Now run the simulation.  If the lines get printed, then the function is being called, and we can see if the state variable changes as it should.  But if the lines don't get printed, we'll know that the code is never getting inside the `if` clause for some reason.  

<br>

We'll start with only 20 time steps, so we can better see a problem:

In [None]:
final_state = run_simulation(0.5, 0.4, 10, 2, 20)

Ok, so now we can see that the `bike_to_moline()` is being called (because the print statements before and after it are being called)!  But the number of bikes isn't going up between the two lines: so we know that something is wrong with that function.  Now look carefully at the code and see if you can see what the problem is (and answer the questions below):




---
<br>

🟨 🟨

In [52]:
# import supporting files
from urllib.request import urlretrieve

location = 'https://github.com/MAugspurger/ModSimPy_MAugs/raw/main/'
folder = 'Support_files/'
name = 'Embedded_Qs.ipynb'
local, _ = urlretrieve(location + folder + name, name)
%run /content/$name
home = 'https://github.com/MAugspurger/ModSimPy_MAugs/raw/main/Images_and_Data/Embedded_Qs/'
efile = '1_2_bikeshare'

#@title #======================================= { run: "auto", form-width: "50%", display-mode: "form" }
#@markdown #####*Multiple Choice*:  <br><br> Choose the correct letter.  <br><br>
data = display_multC(efile,home,5)
answer = "" # @param ["", "A", "B", "C", "D", "E"]
check_multC(data,answer)

Look at the output of the previous cell.  Why does the number of bikes at Moline never go up?
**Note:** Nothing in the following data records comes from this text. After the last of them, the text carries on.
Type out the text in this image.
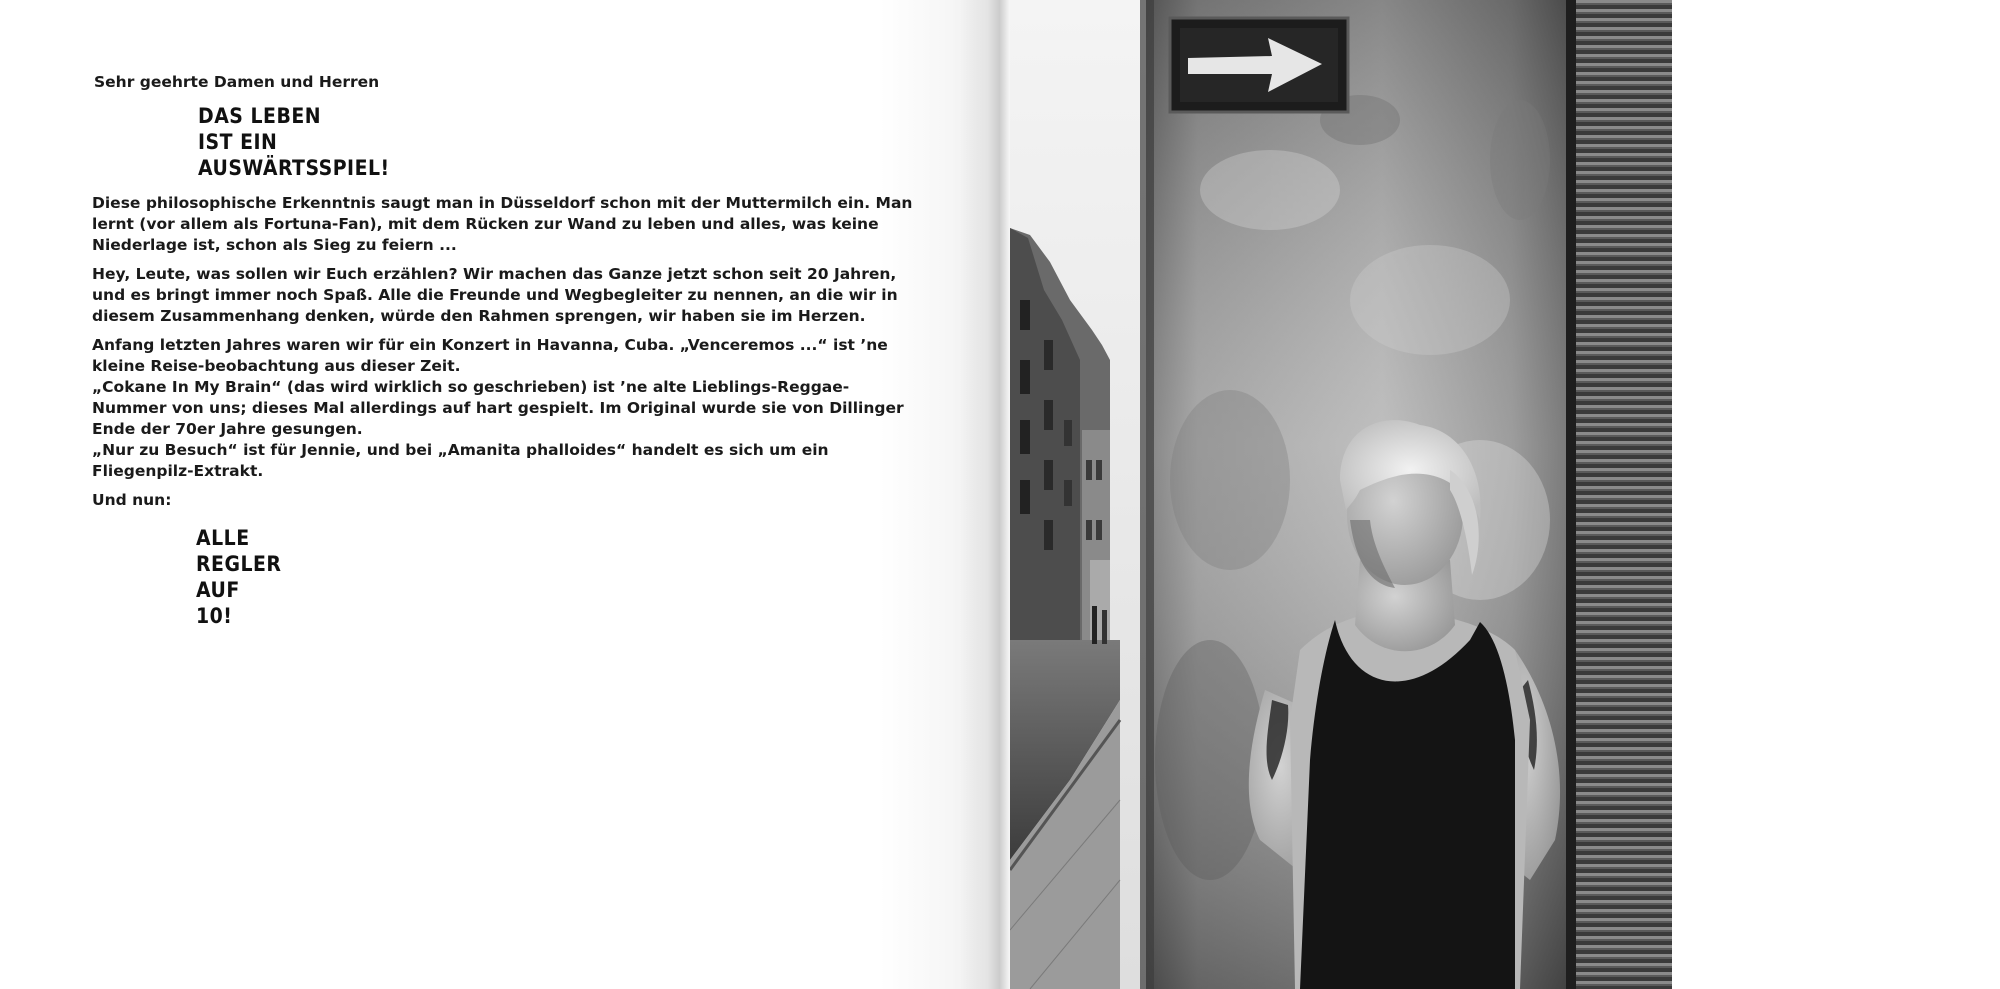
Sehr geehrte Damen und Herren
DAS LEBEN
IST EIN
AUSWÄRTSSPIEL!

Diese philosophische Erkenntnis saugt man in Düsseldorf schon mit der Muttermilch ein. Man lernt (vor allem als Fortuna-Fan), mit dem Rücken zur Wand zu leben und alles, was keine Niederlage ist, schon als Sieg zu feiern ...

Hey, Leute, was sollen wir Euch erzählen? Wir machen das Ganze jetzt schon seit 20 Jahren, und es bringt immer noch Spaß. Alle die Freunde und Wegbegleiter zu nennen, an die wir in diesem Zusammenhang denken, würde den Rahmen sprengen, wir haben sie im Herzen.

Anfang letzten Jahres waren wir für ein Konzert in Havanna, Cuba. „Venceremos ...“ ist ’ne kleine Reise-beobachtung aus dieser Zeit.

„Cokane In My Brain“ (das wird wirklich so geschrieben) ist ’ne alte Lieblings-Reggae-Nummer von uns; dieses Mal allerdings auf hart gespielt. Im Original wurde sie von Dillinger Ende der 70er Jahre gesungen.

„Nur zu Besuch“ ist für Jennie, und bei „Amanita phalloides“ handelt es sich um ein Fliegenpilz-Extrakt.

Und nun:
ALLE
REGLER
AUF
10!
A) Because the "bike_to_moline" function never gets called
B) Because the change in the number of bikes is not properly recorded in "bikeshare"
C) Because "state.augie" is always above 0, so the "if" clause in "bike_to_moline" never runs even when the function is called


In [53]:
#@title #======================================= { run: "auto", form-width: "50%", display-mode: "form" }
#@markdown #####*Multiple Choice*:  <br><br> Choose the correct letter.  <br><br>
data = display_multC(efile,home,6)
answer = "" # @param ["", "A", "B", "C", "D", "E"]
check_multC(data,answer)

Look at the output of the previous cell.  20 time steps are run.  Why are the print statements always run fewer than 20 times?

A) Because the reversed "greater than" sign means the  print statements are not always run
B) Because the function "bike_to_moline" is only run 50% of the time (and this is working properly)
C) Because the function "bike_to_moline" is only run 50% of the time (and this is a problem)


Using the print statements helps us narrow down what the problem is: hopefully, we would now notice the error with the "greater than" sign and fix it.  Fix the function in the cell below and make sure everything runs as it should:

In [None]:
def bike_to_moline(state):
    if state.augie < 0:
        state.augie -= 1
        state.moline += 1
    return state

final_state = run_simulation(0.5, 0.4, 10, 2, 20)
final_state

Alright, that's better! Now a bike gets added to Moline each time the function is called!



---

## Exercises

---

<br>

🟨 🟨

### Exercise 1

Here is a copy of `run_simulation`.  Add an inline comment (with #) above each of the lines of code.  Each comment should explain what that line does.  Remember that a comment should have its own line, and should be *above* the line it is commenting on.

In [None]:
def run_simulation(ptm, pta, iAug, iMol, num_steps):
    state = pd.Series(dict(augie=iAug,moline=iMol),name="Number of Bikes")

    for i in range(num_steps):
        state = change_func(state, ptm, pta)

    return state

---

<br>

🟨 🟨

### Exercise 2

Remember back when we took data about the bikes leaving Moline and Augie, and at one point 2 bikes left at the same time, presumably because two friends arrived at the station?

<br>

Rewrite `bike_to_augie()` to capture this possibility.  Imagine that everytime someone took a bike from Augie there was a 25% chance that 2 bikes were taken.  How can you capture that in the function?

In [None]:
# Here's the current version: add to it to create the new bike_to_augie
def bike_to_augie(state):
    if state.moline > 0:
        state.moline -= 1
        state.augie += 1
    return state

In [None]:
# Test function by running this cell
bikeshare = pd.Series(dict(augie=6,moline=6),name="Number of Bikes")
bike_to_augie(bikeshare)